On a beau aimer le beef tout rouge tout nu, il arrive que l'on rêve de parfums exotiques. Pour concilier son cannibalisme et son babélisme gourmand, voilà une recette de gros steak façon thaï, picorée dans divers restos et adaptée par mèzigue.
Pour la dévorer, il vous faut donc un beau steak épais, tendre et peu entrelardé, genre rumsteck, du poivre japonais, ou à défaut du poivre de Séchouan (mais pas de chez Swann), une certaine bonne humeur, du gingembre frais, de l'oignon frais, un citron vert, de l'ail, du soja et voilà.

1. Découpez l'oignon en fines rondelles. Zestez le lime. Réservez. Pressez le citron. Préparez la sauce avec quatre bonnes cuillères à soupe de sauce soja (éventuellement diluée avec de l'eau si trop salée), le jus du lime, deux gousses hachées, du poivre, du piment (d'Espelette pour faire dans l'oecuménisme miam) et un bout de gingembre haché. Goûtez. Il faut que ça soit bon, vif, spirituel, tonique et picotant. Voyez, quoi.

2. Faites colorer les graines de sésames à la poêle. Ou n'en faites rien si elles sont déjà grillées. Ben oui.

3. Cinq minutes avant de servir, poêlez la viande à fond la caisse, genre deux minutes de chaque côté pour des tranches de trois centimètres. Sortez-la et découpez en lanières. Déglacez d'abord avec un peu d'eau, puis avec la sauce, une minute hors feu. Nappez le boeuf et saupoudrez d'oignon frais, des zestes et de sésame grillé. Servez en récitant du Mallarmé. Ou du Pierre Perret. Et attendez que les convives gémissent top slurp, top slurp, top slurp. Oui, trois fois.

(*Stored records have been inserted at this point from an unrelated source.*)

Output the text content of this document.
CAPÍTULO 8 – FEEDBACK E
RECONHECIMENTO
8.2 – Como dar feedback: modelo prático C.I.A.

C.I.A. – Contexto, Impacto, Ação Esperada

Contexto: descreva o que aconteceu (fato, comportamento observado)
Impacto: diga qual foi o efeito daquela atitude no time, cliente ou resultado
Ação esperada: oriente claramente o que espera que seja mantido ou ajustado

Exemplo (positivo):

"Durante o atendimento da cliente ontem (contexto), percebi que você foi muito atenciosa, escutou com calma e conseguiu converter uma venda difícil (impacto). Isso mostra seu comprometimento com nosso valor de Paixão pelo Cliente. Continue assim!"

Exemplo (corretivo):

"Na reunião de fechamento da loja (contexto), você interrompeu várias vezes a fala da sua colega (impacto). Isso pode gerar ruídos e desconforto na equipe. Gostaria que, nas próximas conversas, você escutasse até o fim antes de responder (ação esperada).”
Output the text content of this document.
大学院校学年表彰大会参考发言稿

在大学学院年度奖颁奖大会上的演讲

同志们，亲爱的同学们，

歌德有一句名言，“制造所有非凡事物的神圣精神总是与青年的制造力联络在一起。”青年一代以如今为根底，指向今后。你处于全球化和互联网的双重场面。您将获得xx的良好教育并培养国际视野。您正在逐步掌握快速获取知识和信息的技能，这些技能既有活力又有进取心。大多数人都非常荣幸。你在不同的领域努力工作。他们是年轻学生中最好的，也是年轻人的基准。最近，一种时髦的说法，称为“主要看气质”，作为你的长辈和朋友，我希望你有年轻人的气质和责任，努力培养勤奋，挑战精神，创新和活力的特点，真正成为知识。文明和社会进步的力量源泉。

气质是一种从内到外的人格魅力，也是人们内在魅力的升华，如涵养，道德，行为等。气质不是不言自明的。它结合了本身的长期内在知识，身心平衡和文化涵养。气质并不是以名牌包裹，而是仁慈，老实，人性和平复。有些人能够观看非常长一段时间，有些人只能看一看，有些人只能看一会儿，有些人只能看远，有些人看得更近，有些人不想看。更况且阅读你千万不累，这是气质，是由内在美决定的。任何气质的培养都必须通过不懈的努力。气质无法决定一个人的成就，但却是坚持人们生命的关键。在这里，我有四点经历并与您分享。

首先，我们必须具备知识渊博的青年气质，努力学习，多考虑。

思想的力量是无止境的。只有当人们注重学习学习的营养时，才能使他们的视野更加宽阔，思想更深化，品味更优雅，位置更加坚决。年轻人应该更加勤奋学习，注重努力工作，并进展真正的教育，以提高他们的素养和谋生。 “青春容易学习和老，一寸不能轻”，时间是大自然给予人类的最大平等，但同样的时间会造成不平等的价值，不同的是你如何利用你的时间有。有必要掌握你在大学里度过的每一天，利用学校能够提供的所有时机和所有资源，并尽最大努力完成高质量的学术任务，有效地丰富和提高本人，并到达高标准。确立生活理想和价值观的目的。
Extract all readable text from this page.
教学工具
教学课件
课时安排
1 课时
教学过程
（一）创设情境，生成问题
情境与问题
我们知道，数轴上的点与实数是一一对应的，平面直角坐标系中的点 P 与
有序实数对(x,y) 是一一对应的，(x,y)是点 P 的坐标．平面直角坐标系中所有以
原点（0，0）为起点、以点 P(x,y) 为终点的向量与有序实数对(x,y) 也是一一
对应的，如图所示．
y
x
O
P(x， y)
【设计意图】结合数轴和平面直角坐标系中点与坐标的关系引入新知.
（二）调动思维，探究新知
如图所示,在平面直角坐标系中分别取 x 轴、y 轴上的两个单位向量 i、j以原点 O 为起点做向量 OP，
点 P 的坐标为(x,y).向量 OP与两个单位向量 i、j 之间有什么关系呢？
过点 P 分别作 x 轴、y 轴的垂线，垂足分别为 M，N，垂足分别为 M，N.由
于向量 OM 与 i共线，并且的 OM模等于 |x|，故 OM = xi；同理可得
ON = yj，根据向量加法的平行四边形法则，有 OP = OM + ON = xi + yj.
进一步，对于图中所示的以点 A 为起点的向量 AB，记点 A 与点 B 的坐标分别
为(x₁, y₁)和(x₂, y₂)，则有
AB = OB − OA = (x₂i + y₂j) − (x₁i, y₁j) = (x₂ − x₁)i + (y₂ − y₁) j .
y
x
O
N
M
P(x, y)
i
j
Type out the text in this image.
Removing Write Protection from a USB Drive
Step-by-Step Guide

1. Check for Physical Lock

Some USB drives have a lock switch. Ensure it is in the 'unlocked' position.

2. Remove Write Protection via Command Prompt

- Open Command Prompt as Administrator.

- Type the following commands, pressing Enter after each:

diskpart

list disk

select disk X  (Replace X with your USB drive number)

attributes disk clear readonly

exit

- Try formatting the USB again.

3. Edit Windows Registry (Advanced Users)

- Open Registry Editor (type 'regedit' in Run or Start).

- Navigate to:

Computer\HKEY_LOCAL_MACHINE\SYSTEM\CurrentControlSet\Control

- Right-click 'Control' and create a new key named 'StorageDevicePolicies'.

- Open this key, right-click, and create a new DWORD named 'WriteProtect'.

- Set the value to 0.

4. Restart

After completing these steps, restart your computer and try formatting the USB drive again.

sch.jpgQue boire? Ben, un rosé castagneur. Ou un rouge ensoleillé sans rugosité. Genre le pulpeux et très naturel Schmitou du Domaine Maria Fita à Villeneuve les Corbières.
La garniture? Des patates douces pardi, ointes d'huile d'olive et oubliées au four une heure, puis coupées en deux avec une noisette de beurre et quelques grains de poivre rouge. Fastoche.

A plutarque

PS. Hier, l'ami Seb, sauçant avec fureur le fond du plat décrit ci-dessus, a dit - et même répété devant témoins - que c'était la meilleure chose qu'il ait jamais mangé de sa vie. C'était flatteur, quoique probablement exagéré. L'ami Seb avait eu une longue journée et la troisième bouteille se vidait gentiment. 

Commentaires

Eric dit:
8 juin 2006 à 16:20 m
Ah, le schmitou, gourmandissime, comme vin!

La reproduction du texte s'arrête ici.